Why does human-centric marketing matter?
To most accurately position and market your brand, remember that your brand is not the most important part of the equation—the individual ultimately encountering your brand is. So decenter yourself and focus instead on that individual. Center the human.
To put it bluntly, a brand-centric view of the world is wrong. This will mislead your marketing, because no one on the receiving end of your messaging centers your brand in their lives. People—even the best of them—are inherently self-centered. Your brand needs to be so too. Not self-centered with your brand in the middle, but centering the person, the individual, the human you’re ultimately serving.
And what are they at the center of? It’s not just immediate wants and needs, but rather a larger world of invisible forces and societal values individuals absorb, push back against, and move within every day. Your brand needs to consider how it reaches people through that larger contextual ecosystem.
Humans make decisions while navigating a complex environment. At the most macro level, there is industry: category dynamics and realities that influence what enters the marketplace (this also includes government and regulatory realities). This may not be accessed or acknowledged by individuals often, but the macro force inherently shapes their consideration set and abilities for action. As an example, take telecommunications: given the industry’s routinely poor reputation for customer experience, widely marketing the benefits of a new service provider would seemingly be well-received and produce remarkable returns.

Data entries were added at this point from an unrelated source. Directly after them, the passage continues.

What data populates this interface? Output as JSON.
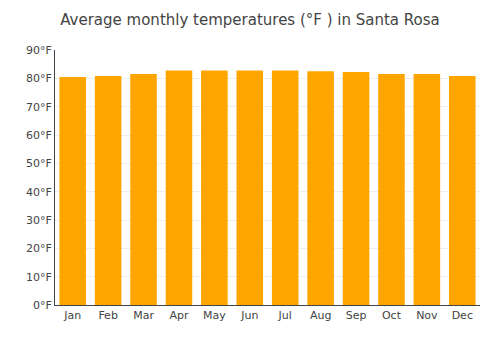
{
  "chart_data": {
    "type": "bar",
    "title": "Average monthly temperatures (°F ) in Santa Rosa",
    "categories": [
      "Jan",
      "Feb",
      "Mar",
      "Apr",
      "May",
      "Jun",
      "Jul",
      "Aug",
      "Sep",
      "Oct",
      "Nov",
      "Dec"
    ],
    "values": [
      80.5,
      80.8,
      81.5,
      82.8,
      82.8,
      82.8,
      82.8,
      82.5,
      82.2,
      81.5,
      81.5,
      80.8
    ],
    "color": "#FFA500",
    "ylim": [
      0,
      90
    ],
    "yticks": [
      {
        "value": 0,
        "label": "0°F"
      },
      {
        "value": 10,
        "label": "10°F"
      },
      {
        "value": 20,
        "label": "20°F"
      },
      {
        "value": 30,
        "label": "30°F"
      },
      {
        "value": 40,
        "label": "40°F"
      },
      {
        "value": 50,
        "label": "50°F"
      },
      {
        "value": 60,
        "label": "60°F"
      },
      {
        "value": 70,
        "label": "70°F"
      },
      {
        "value": 80,
        "label": "80°F"
      },
      {
        "value": 90,
        "label": "90°F"
      }
    ],
    "grid": true
  }
}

However, a great number of communities and populations will be outside the potential market simply due to legislative and infrastructure regulations and limitations. No matter how great Google Fiber might be, the brand’s selling point is lost on swaths of consumers who cannot gain access.
Industry and individual decision-making factors are in turn influenced by the surrounding culture—notably societal values that influence purchase, activity, and habit options and choices. Individuals are sometimes more cognizant of taking these into account, but often culture operates at the less tangible level of what is and what is not permitted into someone’s relevance set, what is and what is not of interest. This could be something simply existing outside of one’s usual range of habitual thought and action, and a brand needing to realize that barrier to trial. It could also take the form of some demographics or communities being less inclined to (or even aware of), certain messaging nuances and approaches. Seemingly clear language and imagery can be interpreted in very different ways by divergent populations. Decision-making is inherently values-based, and those values used to interpret the surrounding world are far from uniform.
Finally, there is the level too many brands attempt to jump to: the human. This is where effects of the surrounding industry and culture layers come to bear, influencing individual values and choices. Human choice is not the independent lever-pulling activity we like to think it is. Rather, it is continually determined and influenced by the aforementioned industry and cultural forces at work around and on us.
Human beings are continually representing their values, their priorities—their essential selves—to the world around them with every action they take and decision they make. Your brand is part of that self construction, which is in turn affected by everyday forces at work on those decision-makers. It may seem a daunting challenge to reflect all of that in brand marketing, but purposeful listening and learning will enable distillation of what’s most important to the people most important to your brand.
Consider each individual as having concentric circles around them of human needs/desires, cultural values and priorities, market trends, community/government regulations and rules, etc. Your brand doesn’t penetrate someone’s life like an arrow, with a solitary hit from outside, but rather must travel through and be interpreted and incorporated at each level. A brand must study its own journey and interpretation through those industry and culture elements in order to fully understand its consumers’ outlook on and movements within (including purchase decisions) this complex environment. This necessitates going to and prioritizing the source—the consumers themselves.